Nuclear weapons production requires large militarised infrastructures, investment and secrecy. Human rights have been violated to protect nuclear secrets and hide mistakes and accidents. Their own citizens suffered as nuclear dependant states have disproportionately militarised their economies, putting them at the forefront of arms production and sales around the world. Separately or together, the nine nuclear-armed countries have driven, fuelled and contributed to most of the wars, invasions, ‘proxy wars’ and instability that have afflicted the world since 1945.
Noting that “humanity and nuclear weapons cannot coexist indefinitely,” Setsuko asked in Vienna “How much longer can we allow the Nuclear Weapon States to continue threatening all life on earth?” Supported by the Hibakusha, the International Campaign to Abolish Nuclear Weapons (ICAN) the Red Cross and many others are now taking forward strategies that highlight the rights and responsibilities of nuclear free nations to take the lead on negotiating a nuclear ban treaty to add to international humanitarian law.
In May 2015, as 159 states signed a statement underlining serious concerns about the catastrophic consequences of nuclear weapons, the Non-Proliferation Treaty (NPT) became predictably deadlocked over nuclear rivalries in the Middle East. By the time the NPT Conference was pronounced a failure, as the United States, Britain and Canada vetoed the draft text tabled by the conference president, 107 governments joined Austria and Mexico in endorsing a ground-breaking humanitarian pledge to fill the legal gap (and negotiate) as the next step. As of today, 113 are now on board.
Hiroshima’s Mayor, Kazumi Matsui, this year appealed to President Obama and other policymakers to visit “the A-bombed cities, hear the Hibakusha with your own ears, and encounter the reality of the atomic bombings. Surely, you will be impelled to start discussing a legal framework, including a nuclear weapons convention.” Setsuko and many others are calling for leadership from the majority of non-nuclear countries to start “negotiations on a ban treaty… to prohibit and eliminate nuclear weapons”.
Recognising that Hiroshima and Nagasaki may have created a taboo against nuclear use, Hand Blix demanded “that the taboo be made legally binding”, and “become an international priority”. Drawing from recent experience with other treaties where weapons possessors have resisted legal constraints, Dr Blix understood the importance of pursuing such treaties, which change states’ behaviour because they “serve as a constant reminder of what is expected of them”.
For these few days in August, even mainstream media talk about nuclear weapons. But sentimental expressions of sympathy are not enough. As Setsuko told me when we met in Dublin and Vienna, Hibakusha want us to learn from their suffering and take action to make it impossible for anyone else to suffer from nuclear weapons.
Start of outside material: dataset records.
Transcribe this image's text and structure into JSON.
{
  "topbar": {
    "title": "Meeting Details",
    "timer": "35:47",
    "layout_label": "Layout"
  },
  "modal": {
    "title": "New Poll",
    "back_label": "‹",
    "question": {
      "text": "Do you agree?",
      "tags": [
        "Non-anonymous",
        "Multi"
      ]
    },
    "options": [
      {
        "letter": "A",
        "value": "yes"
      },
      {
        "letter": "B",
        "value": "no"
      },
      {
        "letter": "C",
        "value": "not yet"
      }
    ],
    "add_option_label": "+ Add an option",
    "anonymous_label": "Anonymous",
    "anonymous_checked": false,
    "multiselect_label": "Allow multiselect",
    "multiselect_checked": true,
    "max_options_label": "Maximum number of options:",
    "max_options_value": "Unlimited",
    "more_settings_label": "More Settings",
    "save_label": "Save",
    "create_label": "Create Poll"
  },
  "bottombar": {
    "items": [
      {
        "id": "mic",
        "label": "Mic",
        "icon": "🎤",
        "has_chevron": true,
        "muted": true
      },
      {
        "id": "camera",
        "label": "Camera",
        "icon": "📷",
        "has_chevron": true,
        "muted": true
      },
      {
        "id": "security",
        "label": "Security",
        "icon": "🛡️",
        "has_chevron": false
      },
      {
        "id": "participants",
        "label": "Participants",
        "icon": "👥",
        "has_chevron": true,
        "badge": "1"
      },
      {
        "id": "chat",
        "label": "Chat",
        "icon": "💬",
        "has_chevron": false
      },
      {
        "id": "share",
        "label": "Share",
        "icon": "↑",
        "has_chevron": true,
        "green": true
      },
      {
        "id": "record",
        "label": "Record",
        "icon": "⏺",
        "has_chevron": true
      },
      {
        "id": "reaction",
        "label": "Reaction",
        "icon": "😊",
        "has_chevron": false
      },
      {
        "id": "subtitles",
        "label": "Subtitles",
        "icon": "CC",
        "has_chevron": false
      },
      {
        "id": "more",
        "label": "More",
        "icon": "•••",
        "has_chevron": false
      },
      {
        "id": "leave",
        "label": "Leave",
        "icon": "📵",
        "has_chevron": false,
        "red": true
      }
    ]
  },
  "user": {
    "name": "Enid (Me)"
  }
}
That means pursuing a genuine process to achieve a treaty that will prohibit the use, deployment, manufacture, acquisition, stockpiling, proliferation and transfers of nuclear weapons and require their complete elimination.
Setsuko said she couldn’t understand why British people were allowing our government to spend £100 billion to replace Trident. What is it for? This 70th anniversary is surely time to move on from Trident - time to stop proliferating and start banning all nuclear weapons.